To Western-minded Russians of the 19th century, life under a ruler who called himself "Autocrat of all the Russias" seemed unbearably stifling, a legacy of medieval Mongol domination that cut the country off from its European roots and denied its people the liberating, enriching experiences of the Renaissance and the Reformation.
This week, Russia's President Boris Yeltsin came to Munich to join leaders of the seven richest Western democracies at their annual summit. He's not yet a member of the club, but he represents a people who at long last have been freed from autocracy, whether of the czarist or of the Stalinist variety, and have plunged into the confusing, frightening, exhilarating experiment of democracy and a market economy.
I spoke of the seven richest "Western" democracies, but one of them actually is geographically much further east than Russia. That country is, of course, Japan. (The others are Britain, France, Germany, Italy, Canada, and the United States. Collectively, these seven are often known as the Group of Seven, or G-7.)
Politically and economically, Asian Japan is part of the Western lineup, a concept dating back to the days when the communists were the "East," and their democratic opponents the "West."
Japan has been "Western" since defeat in World War II, when it forsook militarism and autocracy and, under American tutelage, adopted the institutions and practices of democracy - universal suffrage, a free press, individual rights.
Some people question whether Japanese democracy is genuine, whether Japanese capitalism is not a monstrous perversion of the spirit of free enterprise. Even more than in Russia's case, they note that Japan has experienced neither the Renaissance nor the Reformation, to say nothing of the Greco-Roman, Judeo-Christian heritage.
Yet the difference between prewar and postwar Japan is as clear and sharp as between night and day. There would have been no Sony or Honda in prewar Japan, no middle-classization of society. Without the energies released by postwar freedoms, neither bureaucrats nor business leaders could have orchestrated Japan's climb into economic superpowerdom.
It's ironic, therefore, that among the Munich summiteers, Japan is widely perceived as the most reluctant to open the club to Moscow.
As an economic superpower, Japan has participated in G-7 economic aid packages for Russia, but it shares some of its partners' fears about Mr. Yeltsin's stability and about how useful money alone can be, given the chaotic state of Russia's economy.
A more important factor is Tokyo's territorial claim on four islands off Hokkaido seized by the Soviets at the end of World War II.
As long as the cold war continued, Japan got general Western support for this claim, even though Europeans who had lost far more territory to Moscow than Japan - Germany or Poland, for instance - accepted the permanence of post-World War II boundaries.
But today, when the Western nations as a whole, including Japan, are critically interested in the question of what it will take to ensure the solidification of democracy and a market economy in Russia, Tokyo seems out of step in pressing its territorial claims.

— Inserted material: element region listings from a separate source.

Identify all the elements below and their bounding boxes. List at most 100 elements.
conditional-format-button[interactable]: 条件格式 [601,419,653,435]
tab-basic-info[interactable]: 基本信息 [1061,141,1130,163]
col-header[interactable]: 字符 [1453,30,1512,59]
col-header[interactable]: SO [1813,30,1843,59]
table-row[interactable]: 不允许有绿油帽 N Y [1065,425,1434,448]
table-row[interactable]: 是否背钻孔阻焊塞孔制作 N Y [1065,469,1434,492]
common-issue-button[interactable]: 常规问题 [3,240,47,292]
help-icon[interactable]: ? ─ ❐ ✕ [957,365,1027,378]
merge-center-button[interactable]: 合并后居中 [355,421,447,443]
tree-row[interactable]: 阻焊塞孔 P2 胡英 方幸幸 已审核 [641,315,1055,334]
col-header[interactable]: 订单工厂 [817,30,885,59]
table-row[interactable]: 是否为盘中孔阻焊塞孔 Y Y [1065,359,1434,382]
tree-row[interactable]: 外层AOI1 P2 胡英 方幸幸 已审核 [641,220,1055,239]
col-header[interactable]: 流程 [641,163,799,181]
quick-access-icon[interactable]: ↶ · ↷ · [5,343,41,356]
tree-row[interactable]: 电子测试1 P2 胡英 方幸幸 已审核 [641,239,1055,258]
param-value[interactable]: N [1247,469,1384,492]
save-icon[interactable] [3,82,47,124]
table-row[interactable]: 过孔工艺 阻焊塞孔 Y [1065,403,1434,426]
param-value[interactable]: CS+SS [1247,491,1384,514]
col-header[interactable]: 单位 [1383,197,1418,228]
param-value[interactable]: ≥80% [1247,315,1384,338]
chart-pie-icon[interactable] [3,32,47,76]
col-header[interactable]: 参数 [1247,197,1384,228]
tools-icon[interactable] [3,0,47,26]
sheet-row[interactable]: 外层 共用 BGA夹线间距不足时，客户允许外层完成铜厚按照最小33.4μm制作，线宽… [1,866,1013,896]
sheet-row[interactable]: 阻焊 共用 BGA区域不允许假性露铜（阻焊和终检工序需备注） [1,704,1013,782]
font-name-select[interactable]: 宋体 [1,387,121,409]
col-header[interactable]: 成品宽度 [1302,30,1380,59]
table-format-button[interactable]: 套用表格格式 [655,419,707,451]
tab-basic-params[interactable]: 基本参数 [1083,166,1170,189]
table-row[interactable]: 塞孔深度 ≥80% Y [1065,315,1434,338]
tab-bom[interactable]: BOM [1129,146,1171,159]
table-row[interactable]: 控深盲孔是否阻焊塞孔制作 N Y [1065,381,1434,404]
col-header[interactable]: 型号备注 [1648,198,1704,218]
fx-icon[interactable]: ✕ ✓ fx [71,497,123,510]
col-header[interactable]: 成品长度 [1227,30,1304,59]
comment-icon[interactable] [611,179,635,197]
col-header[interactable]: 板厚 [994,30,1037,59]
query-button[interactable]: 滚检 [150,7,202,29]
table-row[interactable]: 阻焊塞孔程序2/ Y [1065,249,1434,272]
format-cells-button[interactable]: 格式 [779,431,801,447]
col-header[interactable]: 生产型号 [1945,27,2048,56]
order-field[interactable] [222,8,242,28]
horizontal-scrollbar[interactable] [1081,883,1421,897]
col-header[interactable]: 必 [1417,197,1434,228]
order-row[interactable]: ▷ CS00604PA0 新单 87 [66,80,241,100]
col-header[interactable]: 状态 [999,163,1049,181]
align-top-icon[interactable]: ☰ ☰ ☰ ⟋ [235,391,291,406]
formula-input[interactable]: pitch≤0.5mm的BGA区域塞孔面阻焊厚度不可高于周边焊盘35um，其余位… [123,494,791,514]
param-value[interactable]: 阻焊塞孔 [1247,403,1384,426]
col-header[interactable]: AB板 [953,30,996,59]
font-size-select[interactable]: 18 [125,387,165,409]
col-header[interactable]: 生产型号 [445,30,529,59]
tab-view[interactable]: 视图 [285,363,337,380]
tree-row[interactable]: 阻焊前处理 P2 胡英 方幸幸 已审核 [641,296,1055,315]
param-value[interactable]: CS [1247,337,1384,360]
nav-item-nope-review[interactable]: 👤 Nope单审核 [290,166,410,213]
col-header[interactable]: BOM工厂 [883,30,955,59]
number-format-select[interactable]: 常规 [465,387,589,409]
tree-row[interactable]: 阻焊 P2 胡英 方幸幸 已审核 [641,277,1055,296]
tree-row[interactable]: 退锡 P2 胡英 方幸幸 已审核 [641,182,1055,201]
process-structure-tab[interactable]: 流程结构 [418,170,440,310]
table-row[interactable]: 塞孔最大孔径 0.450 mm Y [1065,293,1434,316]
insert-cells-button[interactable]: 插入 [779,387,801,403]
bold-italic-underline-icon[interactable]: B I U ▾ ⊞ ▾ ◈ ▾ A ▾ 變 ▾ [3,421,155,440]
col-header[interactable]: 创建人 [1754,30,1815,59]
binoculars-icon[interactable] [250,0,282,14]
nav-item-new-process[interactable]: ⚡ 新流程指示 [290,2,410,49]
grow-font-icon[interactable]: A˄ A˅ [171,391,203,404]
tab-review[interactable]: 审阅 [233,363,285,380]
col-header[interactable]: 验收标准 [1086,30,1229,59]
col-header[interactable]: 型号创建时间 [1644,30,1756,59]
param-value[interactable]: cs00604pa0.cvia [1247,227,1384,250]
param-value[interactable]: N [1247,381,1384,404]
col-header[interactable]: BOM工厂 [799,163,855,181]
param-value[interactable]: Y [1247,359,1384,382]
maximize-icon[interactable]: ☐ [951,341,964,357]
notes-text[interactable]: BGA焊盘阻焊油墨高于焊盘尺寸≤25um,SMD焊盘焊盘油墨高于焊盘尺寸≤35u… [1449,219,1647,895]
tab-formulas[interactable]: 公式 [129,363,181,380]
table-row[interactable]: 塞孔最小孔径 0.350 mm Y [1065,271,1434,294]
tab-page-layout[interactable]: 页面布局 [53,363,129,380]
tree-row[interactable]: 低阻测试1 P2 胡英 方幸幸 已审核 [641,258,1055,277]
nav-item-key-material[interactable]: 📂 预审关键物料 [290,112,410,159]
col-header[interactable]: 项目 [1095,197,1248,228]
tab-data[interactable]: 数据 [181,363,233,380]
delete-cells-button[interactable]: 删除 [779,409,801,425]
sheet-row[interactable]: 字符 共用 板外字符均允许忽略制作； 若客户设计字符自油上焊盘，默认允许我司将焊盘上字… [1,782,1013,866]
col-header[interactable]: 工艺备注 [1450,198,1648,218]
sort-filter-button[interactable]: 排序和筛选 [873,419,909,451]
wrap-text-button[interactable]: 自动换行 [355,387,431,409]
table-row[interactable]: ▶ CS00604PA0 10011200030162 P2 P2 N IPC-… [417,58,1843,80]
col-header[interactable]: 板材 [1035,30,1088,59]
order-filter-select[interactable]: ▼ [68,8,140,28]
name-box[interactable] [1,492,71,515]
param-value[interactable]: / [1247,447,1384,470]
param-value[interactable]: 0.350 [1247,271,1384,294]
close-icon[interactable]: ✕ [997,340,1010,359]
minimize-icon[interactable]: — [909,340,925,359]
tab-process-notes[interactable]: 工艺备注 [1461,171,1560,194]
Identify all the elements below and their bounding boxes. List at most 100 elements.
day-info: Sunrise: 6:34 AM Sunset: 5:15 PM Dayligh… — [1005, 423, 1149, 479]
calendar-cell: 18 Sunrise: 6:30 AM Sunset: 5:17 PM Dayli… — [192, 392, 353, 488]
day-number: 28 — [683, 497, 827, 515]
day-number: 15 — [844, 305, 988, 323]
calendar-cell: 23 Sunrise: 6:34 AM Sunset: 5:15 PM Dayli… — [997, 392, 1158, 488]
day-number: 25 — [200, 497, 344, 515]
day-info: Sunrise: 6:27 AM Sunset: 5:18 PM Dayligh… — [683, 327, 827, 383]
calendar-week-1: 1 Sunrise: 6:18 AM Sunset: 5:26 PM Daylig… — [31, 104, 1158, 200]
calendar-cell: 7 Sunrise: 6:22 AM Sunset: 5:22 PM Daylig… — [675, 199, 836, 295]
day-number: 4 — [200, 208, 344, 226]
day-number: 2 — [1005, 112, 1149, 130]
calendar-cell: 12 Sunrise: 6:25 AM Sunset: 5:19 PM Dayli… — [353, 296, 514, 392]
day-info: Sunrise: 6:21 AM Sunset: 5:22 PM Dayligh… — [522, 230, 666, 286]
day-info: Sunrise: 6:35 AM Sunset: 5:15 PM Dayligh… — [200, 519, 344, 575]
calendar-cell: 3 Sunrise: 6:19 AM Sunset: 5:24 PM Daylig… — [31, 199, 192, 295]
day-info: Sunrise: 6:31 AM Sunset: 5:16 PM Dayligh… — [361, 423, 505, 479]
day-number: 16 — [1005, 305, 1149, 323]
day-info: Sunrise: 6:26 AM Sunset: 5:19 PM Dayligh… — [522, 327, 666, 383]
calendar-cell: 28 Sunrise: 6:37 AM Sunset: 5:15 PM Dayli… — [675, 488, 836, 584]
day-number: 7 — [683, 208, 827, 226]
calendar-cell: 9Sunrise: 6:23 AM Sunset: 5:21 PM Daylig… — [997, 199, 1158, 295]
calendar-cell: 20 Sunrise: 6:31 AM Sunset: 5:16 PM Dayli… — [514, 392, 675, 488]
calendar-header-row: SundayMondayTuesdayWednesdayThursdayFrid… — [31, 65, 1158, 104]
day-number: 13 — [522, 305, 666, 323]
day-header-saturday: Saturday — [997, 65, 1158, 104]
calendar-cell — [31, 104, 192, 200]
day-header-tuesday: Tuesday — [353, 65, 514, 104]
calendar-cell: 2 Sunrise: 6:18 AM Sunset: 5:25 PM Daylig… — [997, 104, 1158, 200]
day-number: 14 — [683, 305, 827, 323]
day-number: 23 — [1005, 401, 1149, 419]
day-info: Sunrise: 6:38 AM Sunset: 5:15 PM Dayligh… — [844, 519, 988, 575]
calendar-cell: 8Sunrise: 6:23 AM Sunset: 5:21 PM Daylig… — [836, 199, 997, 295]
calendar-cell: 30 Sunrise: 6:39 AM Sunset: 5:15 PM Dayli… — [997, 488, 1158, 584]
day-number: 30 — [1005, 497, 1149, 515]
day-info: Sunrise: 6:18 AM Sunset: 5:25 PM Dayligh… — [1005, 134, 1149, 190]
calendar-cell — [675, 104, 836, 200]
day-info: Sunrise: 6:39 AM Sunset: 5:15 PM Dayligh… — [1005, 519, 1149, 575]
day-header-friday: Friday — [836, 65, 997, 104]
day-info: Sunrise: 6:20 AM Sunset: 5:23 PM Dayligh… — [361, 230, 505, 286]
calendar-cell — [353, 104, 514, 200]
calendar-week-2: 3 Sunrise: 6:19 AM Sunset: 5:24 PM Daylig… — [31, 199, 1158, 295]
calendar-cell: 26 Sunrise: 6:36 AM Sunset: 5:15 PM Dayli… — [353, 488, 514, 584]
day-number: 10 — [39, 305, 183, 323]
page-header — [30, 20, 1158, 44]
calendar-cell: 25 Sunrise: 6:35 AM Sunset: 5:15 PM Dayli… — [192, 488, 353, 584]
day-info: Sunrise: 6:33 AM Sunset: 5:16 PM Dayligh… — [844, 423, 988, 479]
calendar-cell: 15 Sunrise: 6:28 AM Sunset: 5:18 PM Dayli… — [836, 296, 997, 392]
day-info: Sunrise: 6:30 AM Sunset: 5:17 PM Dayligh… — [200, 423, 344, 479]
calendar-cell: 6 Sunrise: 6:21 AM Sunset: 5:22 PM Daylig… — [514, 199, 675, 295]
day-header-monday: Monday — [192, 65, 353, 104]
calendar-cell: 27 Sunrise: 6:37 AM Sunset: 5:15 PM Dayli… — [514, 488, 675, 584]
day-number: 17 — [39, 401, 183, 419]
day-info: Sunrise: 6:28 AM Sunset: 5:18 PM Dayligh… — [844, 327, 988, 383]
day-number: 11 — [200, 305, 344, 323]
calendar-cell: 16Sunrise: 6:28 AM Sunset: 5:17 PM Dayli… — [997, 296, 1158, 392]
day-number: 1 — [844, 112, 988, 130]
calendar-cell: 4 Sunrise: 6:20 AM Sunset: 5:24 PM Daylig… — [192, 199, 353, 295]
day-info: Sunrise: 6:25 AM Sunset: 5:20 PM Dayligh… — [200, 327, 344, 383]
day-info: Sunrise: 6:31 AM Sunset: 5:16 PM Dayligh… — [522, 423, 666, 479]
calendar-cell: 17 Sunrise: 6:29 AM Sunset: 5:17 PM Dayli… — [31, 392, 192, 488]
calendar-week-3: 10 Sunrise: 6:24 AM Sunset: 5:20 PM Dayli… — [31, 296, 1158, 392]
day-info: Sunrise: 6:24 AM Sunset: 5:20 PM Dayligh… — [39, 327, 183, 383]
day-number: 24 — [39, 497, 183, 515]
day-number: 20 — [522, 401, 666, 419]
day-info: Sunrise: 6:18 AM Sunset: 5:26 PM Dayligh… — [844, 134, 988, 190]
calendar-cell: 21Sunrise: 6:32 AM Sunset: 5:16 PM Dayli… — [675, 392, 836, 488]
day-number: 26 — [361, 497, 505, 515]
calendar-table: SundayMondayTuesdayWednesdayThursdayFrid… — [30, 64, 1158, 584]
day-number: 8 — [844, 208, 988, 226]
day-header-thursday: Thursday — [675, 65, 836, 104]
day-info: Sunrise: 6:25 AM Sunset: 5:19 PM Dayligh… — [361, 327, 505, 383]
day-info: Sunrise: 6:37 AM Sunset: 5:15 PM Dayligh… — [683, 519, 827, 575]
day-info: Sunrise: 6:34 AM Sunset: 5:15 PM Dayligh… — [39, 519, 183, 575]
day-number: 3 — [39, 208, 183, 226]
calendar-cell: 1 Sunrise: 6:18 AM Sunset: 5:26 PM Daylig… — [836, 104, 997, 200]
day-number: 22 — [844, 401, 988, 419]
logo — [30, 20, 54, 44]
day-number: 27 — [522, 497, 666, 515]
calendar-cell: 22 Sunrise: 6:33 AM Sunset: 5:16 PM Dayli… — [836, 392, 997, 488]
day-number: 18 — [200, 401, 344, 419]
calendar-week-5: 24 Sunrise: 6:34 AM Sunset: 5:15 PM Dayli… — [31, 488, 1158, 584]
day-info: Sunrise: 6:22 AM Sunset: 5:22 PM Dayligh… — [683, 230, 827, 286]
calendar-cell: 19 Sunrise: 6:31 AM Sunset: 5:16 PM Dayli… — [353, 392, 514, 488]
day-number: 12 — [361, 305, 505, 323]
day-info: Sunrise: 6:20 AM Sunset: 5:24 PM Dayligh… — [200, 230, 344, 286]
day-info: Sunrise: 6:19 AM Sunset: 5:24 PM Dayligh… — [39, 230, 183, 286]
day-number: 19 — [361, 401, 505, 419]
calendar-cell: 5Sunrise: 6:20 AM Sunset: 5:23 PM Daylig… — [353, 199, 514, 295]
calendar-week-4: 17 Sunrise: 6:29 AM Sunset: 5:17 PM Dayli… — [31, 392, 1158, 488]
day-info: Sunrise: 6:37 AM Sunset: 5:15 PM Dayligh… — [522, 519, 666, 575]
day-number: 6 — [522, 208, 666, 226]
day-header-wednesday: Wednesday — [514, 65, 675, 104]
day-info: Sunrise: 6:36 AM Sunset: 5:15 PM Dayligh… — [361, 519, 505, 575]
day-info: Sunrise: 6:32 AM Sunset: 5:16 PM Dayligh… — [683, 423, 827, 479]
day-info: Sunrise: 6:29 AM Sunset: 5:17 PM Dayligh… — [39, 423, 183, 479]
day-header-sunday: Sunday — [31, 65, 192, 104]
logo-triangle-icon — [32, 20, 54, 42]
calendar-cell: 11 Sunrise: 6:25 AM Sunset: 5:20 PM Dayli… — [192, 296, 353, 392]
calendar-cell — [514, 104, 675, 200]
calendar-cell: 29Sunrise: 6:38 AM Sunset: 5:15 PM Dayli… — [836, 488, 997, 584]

No G-7 member says these claims are unjustified. But there's a strong feeling that Tokyo's priorities are wrong, that the return of four small islands with a total population under 20,000 should not take precedence over preventing the collapse of the Russian economy and the survival of the democratic experiment.
Yeltsin is coming to Tokyo in September to discuss the territorial issue, and his sharp rejoinder to Japanese efforts to involve the G-7 was that this is purely a bilateral matter.
Indeed, it would seem that, in an age of dangerously rising nationalisms all around the vast perimeter of the former Soviet Union, the more Japan tries to enlist its partners on its behalf, the greater the risk of rousing or exacerbating other territorial demons.
So then, what are the Japanese to do. Give up their claims? No, but surely Tokyo can see that a common appreciation and enjoyment of what used to be called "Western values" - democracy, individual rights, economic freedoms - is a far better basis for a mutually beneficial relationship with a close geographic neighbor than dealing with an autocratic non-Western regime as it did for so many years - even if this means some delay in settling emotion-rousing territorial issues.